Consumer behaviour has changed
People now create value for brands in many ways before spending anything. They:
- visit locations
- share experiences
- recommend places
- create content
- bring friends
- attend events
- build habits around brands
- become part of communities
Many of these actions are valuable and most loyalty systems ignore them. That creates a gap between how brands create value today and how they reward it.
Participation is the new signal
The next generation of loyalty will focus less on transactions and more on participation. That means rewarding actions such as:
- visiting a venue or destination
- completing an activity challenge
- attending an event
- referring others through genuine advocacy
- joining a community
- maintaining healthy or consistent habits
- engaging in ways that create measurable outcomes
This is a stronger model because it recognises behaviour earlier and more often. And instead of rewarding only the final purchase, it rewards the journey.
Why brands will move this way
Traditional digital marketing has become expensive and inefficient because brands often pay for impressions, clicks and vague engagement metrics. But these do not always lead to customers. Participation-based loyalty offers something better:
- verified visits
- real foot traffic
- measurable redemptions
- repeat engagement
- richer customer insight
- stronger emotional connection
In other words, brands reward actions that actually happened.
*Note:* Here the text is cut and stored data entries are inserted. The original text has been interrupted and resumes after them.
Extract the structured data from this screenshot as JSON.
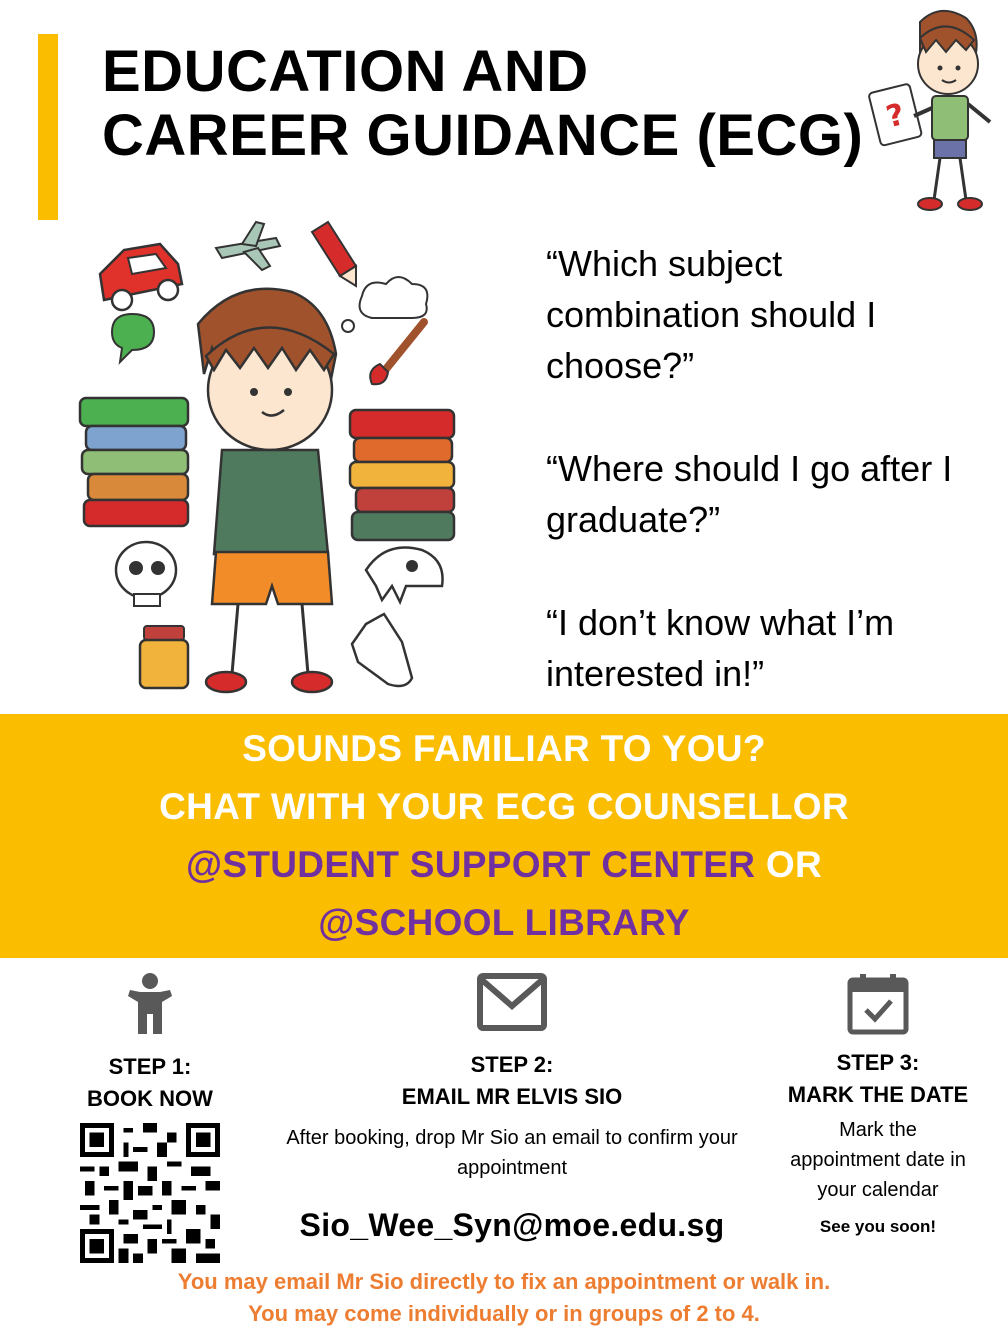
{
  "header": {
    "title_line1": "EDUCATION AND",
    "title_line2": "CAREER GUIDANCE (ECG)"
  },
  "questions": [
    "“Which subject combination should I choose?”",
    "“Where should I go after I graduate?”",
    "“I don’t know what I’m interested in!”"
  ],
  "banner": {
    "line1": "SOUNDS FAMILIAR TO YOU?",
    "line2": "CHAT WITH YOUR ECG COUNSELLOR",
    "line3_place": "@STUDENT SUPPORT CENTER",
    "line3_or": " OR",
    "line4_place": "@SCHOOL LIBRARY"
  },
  "steps": [
    {
      "title_line1": "STEP 1:",
      "title_line2": "BOOK NOW",
      "icon": "person-icon"
    },
    {
      "title_line1": "STEP 2:",
      "title_line2": "EMAIL MR ELVIS SIO",
      "icon": "envelope-icon",
      "description": "After booking, drop Mr Sio an email to confirm your appointment",
      "email": "Sio_Wee_Syn@moe.edu.sg"
    },
    {
      "title_line1": "STEP 3:",
      "title_line2": "MARK THE DATE",
      "icon": "calendar-check-icon",
      "description": "Mark the appointment date in your calendar",
      "closing": "See you soon!"
    }
  ],
  "footer": {
    "line1": "You may email Mr Sio directly to fix an appointment or walk in.",
    "line2": "You may come individually or in groups of 2 to 4."
  },
  "colors": {
    "accent": "#fbbd00",
    "purple": "#7030a0",
    "orange": "#ed7d31",
    "icon_gray": "#595959"
  }
}
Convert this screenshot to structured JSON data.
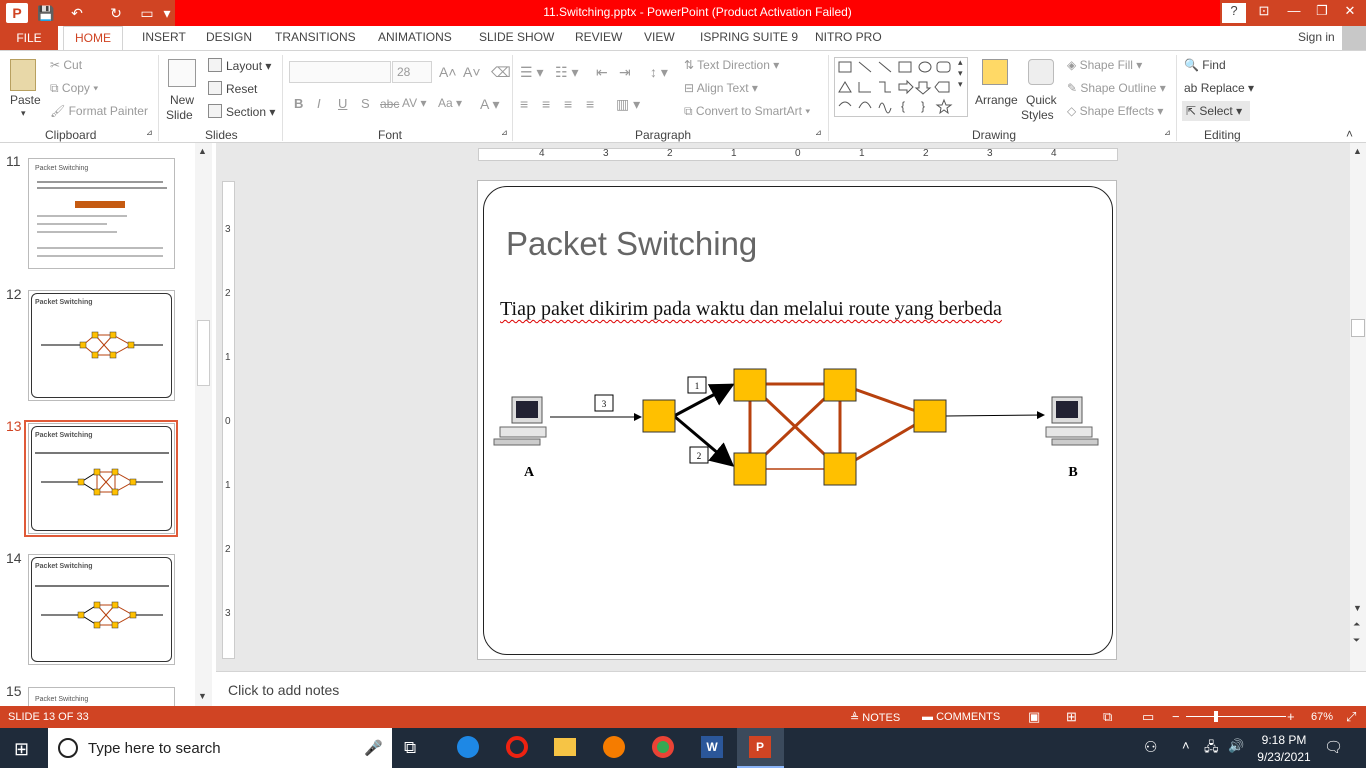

Why customers respond better
Consumers are increasingly numb to generic points systems. Many programs feel complicated, low value, forgettable, disconnected from daily life.
Participation-based rewards feel more immediate and relevant, or instance:
- Walk 5km > unlock a free coffee.
- Explore quieter city zones > earn bonuses for helping reduce overcrowding.
- Visit a rooftop bar at sunset > unlock drinks or premium access.
- Visit a concert zone > unlock VIP upgrades or exclusive merch drops.
- Visit a local venue > receive a perk.
- Attend a World Cup match > receive airline, bar, or travel partner rewards.
- Find merch drops along familiar trails
- Visit national park checkpoints > unlock eco-rewards or branded gear drops.
- Receive virtual drops for tickets to nearby parks, zoos, experience destinations
- Check in at new locations > unlock local food or retail offers.
The reward connects to behaviour, not just spending power. That matters.

Where technology changes the game
This shift becomes possible when behaviour can be verified more easily. Location systems, mobile apps, identity layers, AI, and smarter reward engines can now connect real-world activity with incentives. That allows loyalty to move from passive databases to active ecosystems. From static points balances to living engagement systems.
What this means commercially
The businesses that adapt early will have an advantage. They will build loyalty before the checkout and turn customers into communities. They will pay for outcomes instead of guesses, they will understand something important, people do not only want to be sold to, they want to be part of something.
Closing thought
The old loyalty model asked, how do we reward spending?
The next model asks, how do we reward participation?
That is a bigger opportunity. Because transactions happen occasionally but participation can happen every day.